Nunca pongo mala cara, aunque siempre me dan col, acierta bobalicón.
Dos pinzas tengo, hacia atrás camino, de mar o de río en el agua vivo.
Del fin del estanque vengo, para mirar a los niños, a los cuales entretengo, con saltos, juegos y brincos. ¿Quién soy?
De verde esmeralda sobre la tapiada, rabo rabilargo, pata estirada, corre que te corre, mocita salada.
Hablo y no pienso, lloro y no siento, río sin razón y miento sin intención.
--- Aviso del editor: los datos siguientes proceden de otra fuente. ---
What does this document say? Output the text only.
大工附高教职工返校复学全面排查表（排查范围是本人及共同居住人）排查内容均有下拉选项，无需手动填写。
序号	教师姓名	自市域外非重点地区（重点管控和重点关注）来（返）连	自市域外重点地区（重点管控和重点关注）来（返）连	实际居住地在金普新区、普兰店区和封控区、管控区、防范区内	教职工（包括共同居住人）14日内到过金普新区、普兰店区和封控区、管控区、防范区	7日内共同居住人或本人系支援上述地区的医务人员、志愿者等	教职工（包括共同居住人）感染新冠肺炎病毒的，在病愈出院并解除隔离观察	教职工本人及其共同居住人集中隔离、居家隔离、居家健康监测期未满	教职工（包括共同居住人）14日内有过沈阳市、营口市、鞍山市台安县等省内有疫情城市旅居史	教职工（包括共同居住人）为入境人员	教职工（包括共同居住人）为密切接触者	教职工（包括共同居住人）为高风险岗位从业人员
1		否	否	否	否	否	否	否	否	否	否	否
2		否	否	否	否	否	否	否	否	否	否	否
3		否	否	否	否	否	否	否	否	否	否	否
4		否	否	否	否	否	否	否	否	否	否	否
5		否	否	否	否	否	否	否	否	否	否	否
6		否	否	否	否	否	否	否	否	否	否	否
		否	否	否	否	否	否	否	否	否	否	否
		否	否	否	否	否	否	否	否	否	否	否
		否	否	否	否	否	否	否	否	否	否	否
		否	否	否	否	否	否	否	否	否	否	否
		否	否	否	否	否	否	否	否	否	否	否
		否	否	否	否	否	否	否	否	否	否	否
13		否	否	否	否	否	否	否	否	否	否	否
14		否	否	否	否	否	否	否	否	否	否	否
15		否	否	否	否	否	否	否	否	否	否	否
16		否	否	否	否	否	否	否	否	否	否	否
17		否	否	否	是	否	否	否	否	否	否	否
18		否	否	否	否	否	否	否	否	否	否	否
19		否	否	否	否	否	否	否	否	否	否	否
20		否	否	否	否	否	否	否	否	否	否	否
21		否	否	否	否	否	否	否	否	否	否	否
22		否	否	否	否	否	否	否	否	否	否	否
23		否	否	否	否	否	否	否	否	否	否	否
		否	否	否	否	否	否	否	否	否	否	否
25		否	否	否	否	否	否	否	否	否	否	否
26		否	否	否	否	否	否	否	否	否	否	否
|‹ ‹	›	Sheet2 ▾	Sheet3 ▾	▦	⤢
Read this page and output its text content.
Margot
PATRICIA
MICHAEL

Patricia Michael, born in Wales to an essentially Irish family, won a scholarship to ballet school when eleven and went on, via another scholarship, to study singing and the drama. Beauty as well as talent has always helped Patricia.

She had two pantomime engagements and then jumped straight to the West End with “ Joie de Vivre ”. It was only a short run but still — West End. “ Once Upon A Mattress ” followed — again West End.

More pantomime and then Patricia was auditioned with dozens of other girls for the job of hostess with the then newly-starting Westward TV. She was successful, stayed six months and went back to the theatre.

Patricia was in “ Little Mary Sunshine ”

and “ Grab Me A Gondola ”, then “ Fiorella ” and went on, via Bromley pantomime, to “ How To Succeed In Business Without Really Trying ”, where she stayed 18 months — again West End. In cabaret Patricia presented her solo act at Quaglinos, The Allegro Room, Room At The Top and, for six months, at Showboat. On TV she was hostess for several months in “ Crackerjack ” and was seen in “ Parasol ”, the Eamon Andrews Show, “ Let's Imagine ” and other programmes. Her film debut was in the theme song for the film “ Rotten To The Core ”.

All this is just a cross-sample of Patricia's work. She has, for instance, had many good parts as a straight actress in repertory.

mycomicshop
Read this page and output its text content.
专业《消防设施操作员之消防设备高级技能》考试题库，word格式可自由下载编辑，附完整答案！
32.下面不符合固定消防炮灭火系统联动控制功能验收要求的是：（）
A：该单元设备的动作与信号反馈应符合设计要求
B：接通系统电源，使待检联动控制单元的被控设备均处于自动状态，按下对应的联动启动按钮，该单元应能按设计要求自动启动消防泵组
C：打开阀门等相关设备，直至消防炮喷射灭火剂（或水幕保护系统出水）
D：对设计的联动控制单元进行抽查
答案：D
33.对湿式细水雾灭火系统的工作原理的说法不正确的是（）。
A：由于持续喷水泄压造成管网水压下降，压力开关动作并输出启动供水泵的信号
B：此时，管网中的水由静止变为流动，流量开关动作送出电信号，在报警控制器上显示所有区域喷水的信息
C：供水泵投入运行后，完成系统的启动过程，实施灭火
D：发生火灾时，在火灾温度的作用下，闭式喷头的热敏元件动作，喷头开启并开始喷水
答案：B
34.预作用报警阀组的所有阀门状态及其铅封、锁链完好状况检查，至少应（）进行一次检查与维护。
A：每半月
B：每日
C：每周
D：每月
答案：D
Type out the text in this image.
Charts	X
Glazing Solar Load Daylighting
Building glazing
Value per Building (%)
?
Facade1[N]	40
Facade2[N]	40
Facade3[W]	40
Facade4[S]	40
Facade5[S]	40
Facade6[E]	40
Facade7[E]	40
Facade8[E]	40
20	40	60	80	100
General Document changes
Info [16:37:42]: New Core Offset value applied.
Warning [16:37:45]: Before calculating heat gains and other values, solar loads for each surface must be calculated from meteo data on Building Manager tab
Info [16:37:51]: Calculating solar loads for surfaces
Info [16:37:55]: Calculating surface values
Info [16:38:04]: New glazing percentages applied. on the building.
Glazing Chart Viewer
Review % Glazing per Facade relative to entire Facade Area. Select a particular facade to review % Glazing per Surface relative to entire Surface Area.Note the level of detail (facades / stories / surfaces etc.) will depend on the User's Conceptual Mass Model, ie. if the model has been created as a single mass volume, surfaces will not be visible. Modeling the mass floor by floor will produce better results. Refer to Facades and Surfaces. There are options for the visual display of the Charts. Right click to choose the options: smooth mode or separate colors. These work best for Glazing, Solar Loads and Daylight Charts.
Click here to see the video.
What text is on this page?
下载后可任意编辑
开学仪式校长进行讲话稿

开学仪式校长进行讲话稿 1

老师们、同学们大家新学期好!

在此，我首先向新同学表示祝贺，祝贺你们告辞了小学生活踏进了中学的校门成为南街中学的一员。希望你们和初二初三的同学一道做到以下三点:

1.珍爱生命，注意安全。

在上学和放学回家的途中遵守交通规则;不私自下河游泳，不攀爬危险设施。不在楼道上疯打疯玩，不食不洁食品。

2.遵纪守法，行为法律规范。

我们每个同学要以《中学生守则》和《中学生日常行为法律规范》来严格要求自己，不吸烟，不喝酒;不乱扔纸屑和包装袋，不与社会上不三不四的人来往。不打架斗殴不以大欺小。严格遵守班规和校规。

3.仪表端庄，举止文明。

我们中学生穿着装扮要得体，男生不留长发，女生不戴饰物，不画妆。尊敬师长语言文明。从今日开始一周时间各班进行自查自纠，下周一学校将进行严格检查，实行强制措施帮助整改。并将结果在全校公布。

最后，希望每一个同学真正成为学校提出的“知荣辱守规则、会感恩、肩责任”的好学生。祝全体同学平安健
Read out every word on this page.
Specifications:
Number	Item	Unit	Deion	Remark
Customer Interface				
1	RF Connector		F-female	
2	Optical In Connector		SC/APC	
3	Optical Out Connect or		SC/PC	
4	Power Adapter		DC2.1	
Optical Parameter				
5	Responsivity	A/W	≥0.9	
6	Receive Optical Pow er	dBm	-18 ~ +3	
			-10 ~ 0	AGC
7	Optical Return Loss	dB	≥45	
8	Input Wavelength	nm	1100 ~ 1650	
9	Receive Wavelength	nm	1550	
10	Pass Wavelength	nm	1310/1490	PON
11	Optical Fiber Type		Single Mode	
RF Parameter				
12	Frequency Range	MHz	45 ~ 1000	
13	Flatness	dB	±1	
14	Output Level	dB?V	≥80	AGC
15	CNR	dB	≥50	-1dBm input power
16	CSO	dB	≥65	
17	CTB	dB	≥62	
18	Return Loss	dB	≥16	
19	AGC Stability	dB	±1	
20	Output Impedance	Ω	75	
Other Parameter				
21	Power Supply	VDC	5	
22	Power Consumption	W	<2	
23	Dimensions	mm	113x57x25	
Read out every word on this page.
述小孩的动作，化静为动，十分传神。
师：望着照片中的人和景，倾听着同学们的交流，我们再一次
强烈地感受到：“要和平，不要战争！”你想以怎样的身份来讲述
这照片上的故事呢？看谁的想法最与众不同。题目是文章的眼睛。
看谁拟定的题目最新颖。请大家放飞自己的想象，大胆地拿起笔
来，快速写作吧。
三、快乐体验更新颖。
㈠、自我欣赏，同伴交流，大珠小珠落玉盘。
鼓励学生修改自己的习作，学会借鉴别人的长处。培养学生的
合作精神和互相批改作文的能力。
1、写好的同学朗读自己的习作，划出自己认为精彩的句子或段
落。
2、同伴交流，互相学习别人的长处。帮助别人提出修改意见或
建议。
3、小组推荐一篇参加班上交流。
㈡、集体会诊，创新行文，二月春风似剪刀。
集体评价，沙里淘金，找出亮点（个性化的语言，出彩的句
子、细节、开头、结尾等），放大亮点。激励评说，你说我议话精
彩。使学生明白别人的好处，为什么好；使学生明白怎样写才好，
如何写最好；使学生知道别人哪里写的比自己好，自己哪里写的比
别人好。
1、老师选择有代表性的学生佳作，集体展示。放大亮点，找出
Tengo alas y pico y hablo y hablo sin saber lo que digo.
Con la primavera, llega la viajera. Su nido es de barro y su cola, de tijera.
Viste de chaleco blanco, y también de negro frac, es un ave que no vuela, pero nada. ¿Que será?
Un solo portero, un solo inquilino, tu casa redonda la llevas contigo.
Trabajar, siempre mucho trabajé; aunque nunca estudié en la escuela me conocen bien; algunos dicen de mí: «terco bicho es» y Pinocho mucho se asustó cuando en mí casi se convirtió.